Ja was soll ich sagen.. Auch Mercedes kann nicht das perfekte Auto bauen, aber verdammt nah dran sind sie… Verglichen mit dem M5 empfinde ich den E63 AMG deutlich sportlicher, erhabener, ja was soll ich sagen… Einfach in meinen Augen das deutlich hübschere Auto.

INTERIEUR:

Öffnen wir die Tür dieses Boliden, begrüßt uns ein leuchtender Schriftzug im Einstiegsbereich und lädt uns förmlich ein darin Platz zu nehmen. Da lassen wir uns doch nicht lange bitten.

Im es mal gleich auf einen Punkt zu bringen: Typisch Mercedes !! Alles ist an gewohnten Plätzen, wie auch die Fußhandbremse, die manche von uns auch noch aus den 80ern kennen, hat sich kein bisschen verändert. Wo beim M3/M4 eine klassische Handbremse die Vorzüge eines sportlichen Fahrzeugs wiederspiegelt, bietet der Benz die Vorzüge des gemütlichen reisen. Es kommt in diesem Auto auch nicht nur ansatzweise der Gedanke auf, da müsste eine Handbremse zum driften vorhanden sein.

Das Armaturenbrett bietet einen abgenähten leder-ähnlichen Artico Bezug, der eine hochwertige Optik bietet, allerdings ein klein wenig weicher ausfallen könnte. Im Zeitalter in dem Navigations-Displays nicht mehr integriert werden, sondern wie 99,- Euro tragbare Navigeräte ausschauen (ja leider auch bei Mercedes), freut es einem ein ins Armaturenbrett integriertes Navi vorzufinden, auch wenn dieses nach heutigem Standard etwas zu klein ausfällt. Da hätte es der Modelpflege gut getan dies etwas zu modernisieren. Womit wir auch klar beim größten Manko des E63 Innenraum ankommen.

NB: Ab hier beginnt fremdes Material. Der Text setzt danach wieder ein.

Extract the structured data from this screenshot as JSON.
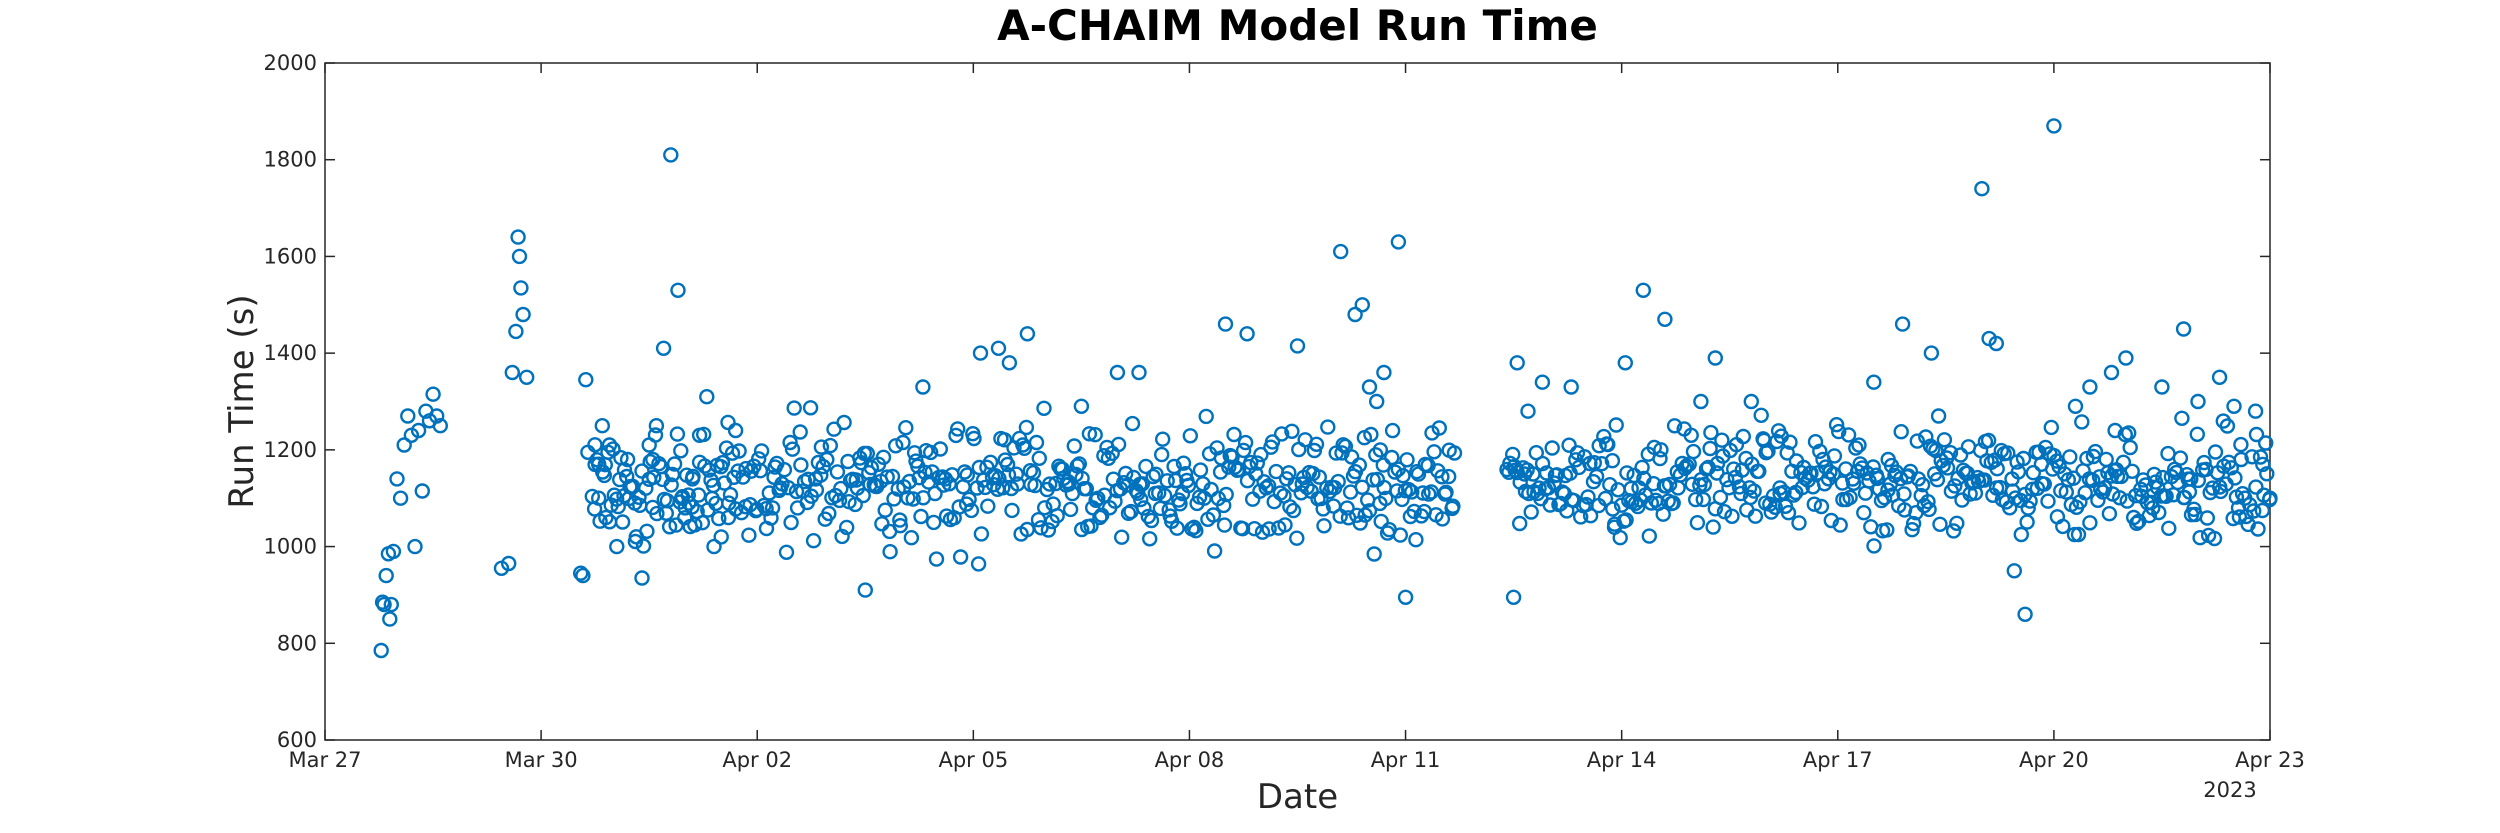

Das GUI des W212 ist Steinzeit. Das brauchen wir auch nicht schönreden, denn es wäre sinnlos. Hier hat Mercedes extrem geschlafen, wenn wir das mit BMW vergleichen. Schon 2009 hat BMW mit dem Einzug des CIC Systems das Mercedes System um Lichtjahre überholt. Mit dem Einzug von NBT ist BMW in andere Galaxien davongedüst. Um dem Mercedes Infotainment noch etwas positives abzugewinnen, kann man die gute Sprachsteuerung erwähnen, welche einfache Befehle ohne großen Nachfragen schell und zuverlässig ausführt. Auch die Freisprecheinrichtung bietet einen hohen Sprachkomfort. Bei der Connectivity schaut es schon wieder anders aus. Der Interface Anschluss in der Armlehne der Mittelkonsole bietet einen Anschluss bis zum iPhone 4. Ja ihr habt euch nicht verlesen…. Mercedes….. das kann man nicht mehr verschlafen nennen.. Das ist ein Wach-Koma…. Na zum Glück sind sie was das angeht bei der neuen E-Klasse aufgewacht, auch wenn meiner Meinung nach der Designer von außen dafür ins Wach-Koma gefallen ist, in dem er ein Auto designed, das von einer C-Klasse kaum zu unterscheiden ist. Aber das ist ein Thema für einen anderen Test.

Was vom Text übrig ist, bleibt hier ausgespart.